Introduction

There were a lot of notes I wanted to add to my “Getting started with JanusGraph” series Part 1, Part 2 and Part 3 that were ultimately cut out to keep the series a reasonable length. As a result, I created two articles with all the off-topic snippets. Without further ado, here’s a collection of my productivity tips–as well as some of the tricks I wish I knew when I first got started.

The :help section is actually helpful

I Strongly recommend typing :help in a Gremlin console and carefully reading through all the entries. They can also be found in the Gremlin console docs. There are a lot of great features in there that come from the Groovy shell. I’ll highlight a couple below.

Clearing out the shell

If the shell gets messed up a bit, due to a bad command or mismatched quote and starts showing ......1> instead of gremlin>, you can reset the shell with: clear

gremlin> g.V().has('code', "SFO')
......1> :clear
gremlin>

Bash like history

If you type :history, you can see a numbered list of all the commands you’ve typed in the console. You can also recall commands like you can with ! in bash, but be aware that if you’re history exceeds 500 there’s a bug in Groovy that causes the index to be off by one. An example of this is shown below, where instead of displaying the help menu it’s trying to run the g.V() command instead. You can resolve this by running :history clear, but then you lose all your history, so I tend to avoid using recall.

gremlin> :history

...

513 g.V()
514 :help
515 :history
gremlin> :history recall 514
No such property: g for class: groovysh_evaluate
Type ':help' or ':h' for help.
Display stack trace? [yN]

Have JanusGraph Server bind the graph and traversal for you

If you’re running a JanusGraphFactory graph on your Gremlin Server, you can streamline the user experience by having graph.traversal() bound to g automatically.

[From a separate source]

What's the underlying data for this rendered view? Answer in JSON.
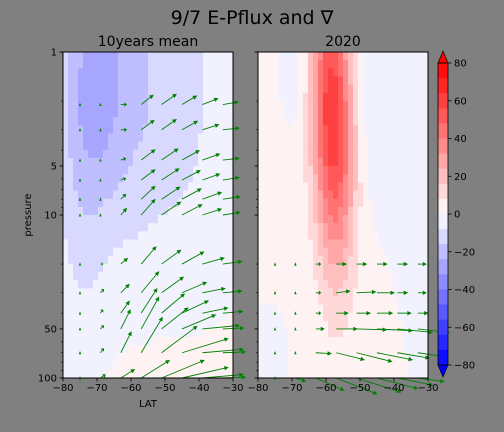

The steps can be found in the JanusGraph Docs.

To accomplish this, create a file named scripts/janusgraph.groovy, and populate it with the contents below.

def globals = [:]
globals << [g : graph.traversal()]

Once the file has been created, it needs to be added to the gremlin-server.yaml file. It should be placed within the scripts[] array under gremlin-groovy in the scriptEngines section.

host: localhost
port: 8182
graphs: {
  graph: conf/janusgraph.properties}
plugins:
  - janusgraph.imports
scriptEngines: {
  gremlin-groovy: {
    scripts: [scripts/janusgraph.groovy]}}
serializers:
  - { className: org.apache.tinkerpop.gremlin.driver.ser.GryoMessageSerializerV1d0, config: { ioRegistries: [org.janusgraph.graphdb.tinkerpop.JanusGraphIoRegistry] }}
  - { className: org.apache.tinkerpop.gremlin.driver.ser.GryoMessageSerializerV1d0, config: { serializeResultToString: true }}
metrics: {
  slf4jReporter: {enabled: true, interval: 180000}}

If you’re using ConfiguredGraphFactory and JanusGraph 0.3.1 or greater, your graph traversals will be automatically bound for you to <graph_name>_traversal. So the airroutes graph I created in the getting started series would be available as airroutes_traversal once I connected to the Gremlin Server with my console or application.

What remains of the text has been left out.